Les activités en ligne permettent de revoir et retravailler les notions abordées en présentiel. Elles donnent la possibilité aux apprenants de renforcer leurs acquis, de s’exercer à nouveau grâce à des tâches complémentaires, ou encore de se rendre compte des savoirs non acquis qu’ils doivent donc revoir, ou pour lesquels l’enseignant doit fournir des explications complémentaires.

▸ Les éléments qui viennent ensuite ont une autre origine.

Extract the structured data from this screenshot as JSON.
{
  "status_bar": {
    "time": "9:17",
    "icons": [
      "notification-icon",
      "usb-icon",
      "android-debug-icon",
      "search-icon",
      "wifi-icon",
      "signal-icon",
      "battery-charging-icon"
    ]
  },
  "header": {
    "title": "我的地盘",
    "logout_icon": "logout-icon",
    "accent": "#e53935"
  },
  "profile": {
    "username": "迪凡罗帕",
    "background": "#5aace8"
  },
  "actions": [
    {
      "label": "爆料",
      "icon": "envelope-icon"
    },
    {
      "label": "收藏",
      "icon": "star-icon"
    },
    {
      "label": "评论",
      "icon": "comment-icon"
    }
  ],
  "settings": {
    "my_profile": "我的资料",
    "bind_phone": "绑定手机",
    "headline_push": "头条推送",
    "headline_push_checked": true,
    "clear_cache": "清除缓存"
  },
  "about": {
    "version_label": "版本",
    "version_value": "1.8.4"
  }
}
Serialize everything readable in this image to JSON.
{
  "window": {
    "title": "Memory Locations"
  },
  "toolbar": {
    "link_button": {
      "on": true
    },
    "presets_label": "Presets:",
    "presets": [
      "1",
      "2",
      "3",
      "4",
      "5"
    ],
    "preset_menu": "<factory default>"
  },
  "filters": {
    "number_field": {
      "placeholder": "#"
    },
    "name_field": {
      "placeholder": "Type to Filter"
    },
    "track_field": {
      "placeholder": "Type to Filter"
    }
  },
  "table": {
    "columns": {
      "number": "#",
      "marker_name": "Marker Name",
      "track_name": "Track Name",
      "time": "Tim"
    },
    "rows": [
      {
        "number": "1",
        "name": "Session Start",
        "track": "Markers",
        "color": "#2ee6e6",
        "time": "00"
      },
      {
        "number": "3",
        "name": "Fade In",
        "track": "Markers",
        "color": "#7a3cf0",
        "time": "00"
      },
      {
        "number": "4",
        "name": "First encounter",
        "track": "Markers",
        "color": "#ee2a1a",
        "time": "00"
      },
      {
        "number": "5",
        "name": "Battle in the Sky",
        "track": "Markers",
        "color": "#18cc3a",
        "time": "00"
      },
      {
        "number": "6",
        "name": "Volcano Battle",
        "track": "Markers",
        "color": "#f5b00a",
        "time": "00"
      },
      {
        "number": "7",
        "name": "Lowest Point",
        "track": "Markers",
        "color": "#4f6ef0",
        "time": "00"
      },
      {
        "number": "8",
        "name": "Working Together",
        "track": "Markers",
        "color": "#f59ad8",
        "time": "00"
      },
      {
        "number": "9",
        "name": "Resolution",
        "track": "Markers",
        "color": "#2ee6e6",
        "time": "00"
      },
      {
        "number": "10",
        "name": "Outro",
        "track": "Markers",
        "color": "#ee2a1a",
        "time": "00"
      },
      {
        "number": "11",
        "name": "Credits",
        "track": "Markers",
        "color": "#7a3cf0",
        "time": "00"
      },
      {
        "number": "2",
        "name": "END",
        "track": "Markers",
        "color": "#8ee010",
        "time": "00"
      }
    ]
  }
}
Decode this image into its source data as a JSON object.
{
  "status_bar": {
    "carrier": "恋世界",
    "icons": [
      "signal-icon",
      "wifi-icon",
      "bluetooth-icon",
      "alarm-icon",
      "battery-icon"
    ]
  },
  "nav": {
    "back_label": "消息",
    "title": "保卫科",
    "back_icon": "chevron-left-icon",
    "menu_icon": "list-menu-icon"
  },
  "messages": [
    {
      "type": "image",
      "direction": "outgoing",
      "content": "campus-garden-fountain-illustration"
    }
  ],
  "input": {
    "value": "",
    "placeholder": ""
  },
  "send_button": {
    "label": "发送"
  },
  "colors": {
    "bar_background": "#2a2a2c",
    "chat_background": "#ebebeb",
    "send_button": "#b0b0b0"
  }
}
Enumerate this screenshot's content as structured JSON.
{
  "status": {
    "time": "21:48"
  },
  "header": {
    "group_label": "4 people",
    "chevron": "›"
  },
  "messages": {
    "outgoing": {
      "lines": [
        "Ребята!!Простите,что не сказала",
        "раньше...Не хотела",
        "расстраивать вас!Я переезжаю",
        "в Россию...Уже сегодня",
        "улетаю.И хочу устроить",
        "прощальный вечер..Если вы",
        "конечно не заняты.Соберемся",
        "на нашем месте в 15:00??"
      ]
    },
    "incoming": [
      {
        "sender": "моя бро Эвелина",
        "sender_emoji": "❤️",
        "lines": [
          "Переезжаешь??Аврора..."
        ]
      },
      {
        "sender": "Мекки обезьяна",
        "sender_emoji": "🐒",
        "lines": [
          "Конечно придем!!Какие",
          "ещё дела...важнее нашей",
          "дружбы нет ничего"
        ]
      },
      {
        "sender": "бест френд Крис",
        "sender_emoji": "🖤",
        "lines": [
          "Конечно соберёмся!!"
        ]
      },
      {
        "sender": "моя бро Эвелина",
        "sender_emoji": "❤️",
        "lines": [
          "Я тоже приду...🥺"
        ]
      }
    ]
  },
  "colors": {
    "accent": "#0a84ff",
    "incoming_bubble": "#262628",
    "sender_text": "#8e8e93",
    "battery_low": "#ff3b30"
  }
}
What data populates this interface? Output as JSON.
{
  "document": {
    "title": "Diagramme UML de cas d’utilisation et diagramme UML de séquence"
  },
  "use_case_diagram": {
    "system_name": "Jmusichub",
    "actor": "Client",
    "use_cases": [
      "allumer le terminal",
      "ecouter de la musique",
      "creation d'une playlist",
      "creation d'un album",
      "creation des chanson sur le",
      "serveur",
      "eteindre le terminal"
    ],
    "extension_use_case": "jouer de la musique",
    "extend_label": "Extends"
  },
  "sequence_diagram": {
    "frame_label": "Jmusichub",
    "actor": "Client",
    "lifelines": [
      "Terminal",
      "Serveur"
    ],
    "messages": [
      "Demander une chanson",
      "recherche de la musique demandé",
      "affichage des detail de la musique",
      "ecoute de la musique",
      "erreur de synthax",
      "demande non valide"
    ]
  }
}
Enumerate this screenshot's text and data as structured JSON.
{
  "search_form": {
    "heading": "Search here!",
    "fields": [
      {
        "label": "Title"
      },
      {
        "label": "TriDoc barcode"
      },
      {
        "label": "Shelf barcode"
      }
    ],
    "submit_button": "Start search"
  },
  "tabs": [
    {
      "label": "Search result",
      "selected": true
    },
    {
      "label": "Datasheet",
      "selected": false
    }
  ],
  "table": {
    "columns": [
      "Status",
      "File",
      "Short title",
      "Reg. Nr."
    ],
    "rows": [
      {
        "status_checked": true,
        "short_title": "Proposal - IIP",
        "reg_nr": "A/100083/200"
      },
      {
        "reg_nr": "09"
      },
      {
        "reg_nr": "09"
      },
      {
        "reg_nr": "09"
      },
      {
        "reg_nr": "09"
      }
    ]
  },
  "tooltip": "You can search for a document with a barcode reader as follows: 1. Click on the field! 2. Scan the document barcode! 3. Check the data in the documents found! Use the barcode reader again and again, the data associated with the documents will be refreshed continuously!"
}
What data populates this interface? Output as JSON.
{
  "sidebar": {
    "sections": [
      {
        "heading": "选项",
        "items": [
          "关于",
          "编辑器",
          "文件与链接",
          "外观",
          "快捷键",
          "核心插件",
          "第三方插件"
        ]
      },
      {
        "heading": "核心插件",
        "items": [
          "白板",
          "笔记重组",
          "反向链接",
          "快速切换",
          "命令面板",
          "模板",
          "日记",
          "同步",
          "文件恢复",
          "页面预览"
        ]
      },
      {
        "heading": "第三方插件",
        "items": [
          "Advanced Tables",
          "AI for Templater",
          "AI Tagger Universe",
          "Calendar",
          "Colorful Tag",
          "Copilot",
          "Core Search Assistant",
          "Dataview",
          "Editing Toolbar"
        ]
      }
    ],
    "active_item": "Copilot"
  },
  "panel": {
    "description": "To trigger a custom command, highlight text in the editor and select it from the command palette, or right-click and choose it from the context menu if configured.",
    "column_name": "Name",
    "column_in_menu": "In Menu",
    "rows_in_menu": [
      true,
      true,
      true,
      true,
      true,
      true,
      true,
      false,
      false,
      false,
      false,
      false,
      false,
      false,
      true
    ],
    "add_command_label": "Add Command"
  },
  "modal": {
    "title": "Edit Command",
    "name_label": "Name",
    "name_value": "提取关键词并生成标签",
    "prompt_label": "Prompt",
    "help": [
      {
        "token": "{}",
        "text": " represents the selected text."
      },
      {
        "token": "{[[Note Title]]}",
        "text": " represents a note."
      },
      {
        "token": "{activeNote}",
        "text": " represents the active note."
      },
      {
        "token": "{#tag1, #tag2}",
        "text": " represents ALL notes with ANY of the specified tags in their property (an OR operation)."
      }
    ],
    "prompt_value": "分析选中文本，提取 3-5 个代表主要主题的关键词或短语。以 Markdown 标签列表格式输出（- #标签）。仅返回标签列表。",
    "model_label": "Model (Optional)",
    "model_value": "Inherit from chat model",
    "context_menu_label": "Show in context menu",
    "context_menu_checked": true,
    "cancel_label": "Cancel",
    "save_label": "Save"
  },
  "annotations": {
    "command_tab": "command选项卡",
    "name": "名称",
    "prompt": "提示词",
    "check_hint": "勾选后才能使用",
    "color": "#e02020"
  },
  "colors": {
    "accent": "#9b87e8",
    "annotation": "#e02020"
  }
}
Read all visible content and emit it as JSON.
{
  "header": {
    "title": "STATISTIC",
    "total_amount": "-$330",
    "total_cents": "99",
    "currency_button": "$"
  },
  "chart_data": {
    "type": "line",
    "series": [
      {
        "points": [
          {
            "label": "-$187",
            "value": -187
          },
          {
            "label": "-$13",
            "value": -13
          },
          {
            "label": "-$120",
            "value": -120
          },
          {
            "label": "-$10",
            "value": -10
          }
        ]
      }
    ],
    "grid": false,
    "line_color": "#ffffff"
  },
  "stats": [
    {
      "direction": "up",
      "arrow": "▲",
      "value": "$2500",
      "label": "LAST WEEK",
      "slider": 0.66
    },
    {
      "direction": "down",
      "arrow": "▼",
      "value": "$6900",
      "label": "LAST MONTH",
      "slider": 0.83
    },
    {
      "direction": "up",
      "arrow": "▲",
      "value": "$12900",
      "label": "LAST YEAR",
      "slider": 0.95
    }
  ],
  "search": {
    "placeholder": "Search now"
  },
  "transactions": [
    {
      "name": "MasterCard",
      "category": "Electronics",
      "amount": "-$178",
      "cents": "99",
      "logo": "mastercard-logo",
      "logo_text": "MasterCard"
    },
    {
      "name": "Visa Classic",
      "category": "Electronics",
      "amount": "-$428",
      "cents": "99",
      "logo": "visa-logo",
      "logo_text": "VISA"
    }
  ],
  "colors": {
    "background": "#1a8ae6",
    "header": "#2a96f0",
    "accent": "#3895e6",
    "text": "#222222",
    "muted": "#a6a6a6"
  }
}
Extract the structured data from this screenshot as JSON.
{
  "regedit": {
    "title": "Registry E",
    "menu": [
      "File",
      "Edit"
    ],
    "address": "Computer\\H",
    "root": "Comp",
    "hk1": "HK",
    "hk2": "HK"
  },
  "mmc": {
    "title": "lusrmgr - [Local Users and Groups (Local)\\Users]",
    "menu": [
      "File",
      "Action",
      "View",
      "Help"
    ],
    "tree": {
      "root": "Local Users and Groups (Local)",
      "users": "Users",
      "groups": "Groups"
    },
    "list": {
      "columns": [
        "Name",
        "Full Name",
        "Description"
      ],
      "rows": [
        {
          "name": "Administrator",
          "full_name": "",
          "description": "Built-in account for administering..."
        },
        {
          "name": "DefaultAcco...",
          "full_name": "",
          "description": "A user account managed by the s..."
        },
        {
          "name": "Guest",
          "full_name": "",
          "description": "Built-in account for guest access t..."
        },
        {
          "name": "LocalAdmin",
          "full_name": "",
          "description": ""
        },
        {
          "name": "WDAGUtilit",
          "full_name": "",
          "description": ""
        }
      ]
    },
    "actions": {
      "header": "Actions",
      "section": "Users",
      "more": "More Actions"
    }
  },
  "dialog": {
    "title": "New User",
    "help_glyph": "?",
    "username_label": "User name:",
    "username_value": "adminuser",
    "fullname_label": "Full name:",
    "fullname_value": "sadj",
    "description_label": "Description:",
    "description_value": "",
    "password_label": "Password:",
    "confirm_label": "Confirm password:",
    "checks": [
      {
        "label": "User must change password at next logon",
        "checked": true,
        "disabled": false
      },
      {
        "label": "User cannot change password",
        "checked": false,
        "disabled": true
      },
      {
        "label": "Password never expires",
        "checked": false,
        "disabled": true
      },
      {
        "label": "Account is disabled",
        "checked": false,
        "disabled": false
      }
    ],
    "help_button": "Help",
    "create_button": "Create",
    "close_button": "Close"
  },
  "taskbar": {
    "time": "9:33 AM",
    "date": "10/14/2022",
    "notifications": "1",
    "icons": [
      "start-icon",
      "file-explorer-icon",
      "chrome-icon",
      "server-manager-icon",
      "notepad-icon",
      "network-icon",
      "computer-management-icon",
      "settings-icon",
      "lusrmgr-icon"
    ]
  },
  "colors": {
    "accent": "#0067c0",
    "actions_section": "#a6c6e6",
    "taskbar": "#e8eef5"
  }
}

Par ailleurs, les ressources disponibles sur la plateforme doivent permettre d’augmenter sensiblement le temps d’exposition des apprenants à la langue cible. Il s’agit ici d’un aspect très important dans ce projet, puisque dans sa langue maternelle, un locuteur natif consacre 45% de son temps à des activités langagières de compréhension orale (Desmet & Héroguel, 2005). La compréhension orale est donc la compétence langagière la plus importante et sur laquelle l’accent doit être mis lors de l’apprentissage. Perrin (2000) insiste sur l’importante de la fréquence de ce contact avec la langue cible pour l’acquisition de compétences en langue étrangère :

[…] l'acquisition de la compétence langagière réelle est affaire de confrontation individuelle de l'apprenant, à dose suffisante, et suffisamment régulière, avec la langue qu'il désire maîtriser. Aucun enfant ne s'est jamais mis à parler sa langue maternelle sans passer par plusieurs milliers d'heures d'écoute active. Personne ne peut espérer bien parler une langue seconde sans se donner les moyens de bien la comprendre. Ce qui suppose que l’on « s'expose » personnellement, en situation de réception attentive, au discours authentique et suivi de nombreux locuteurs de la langue-cible.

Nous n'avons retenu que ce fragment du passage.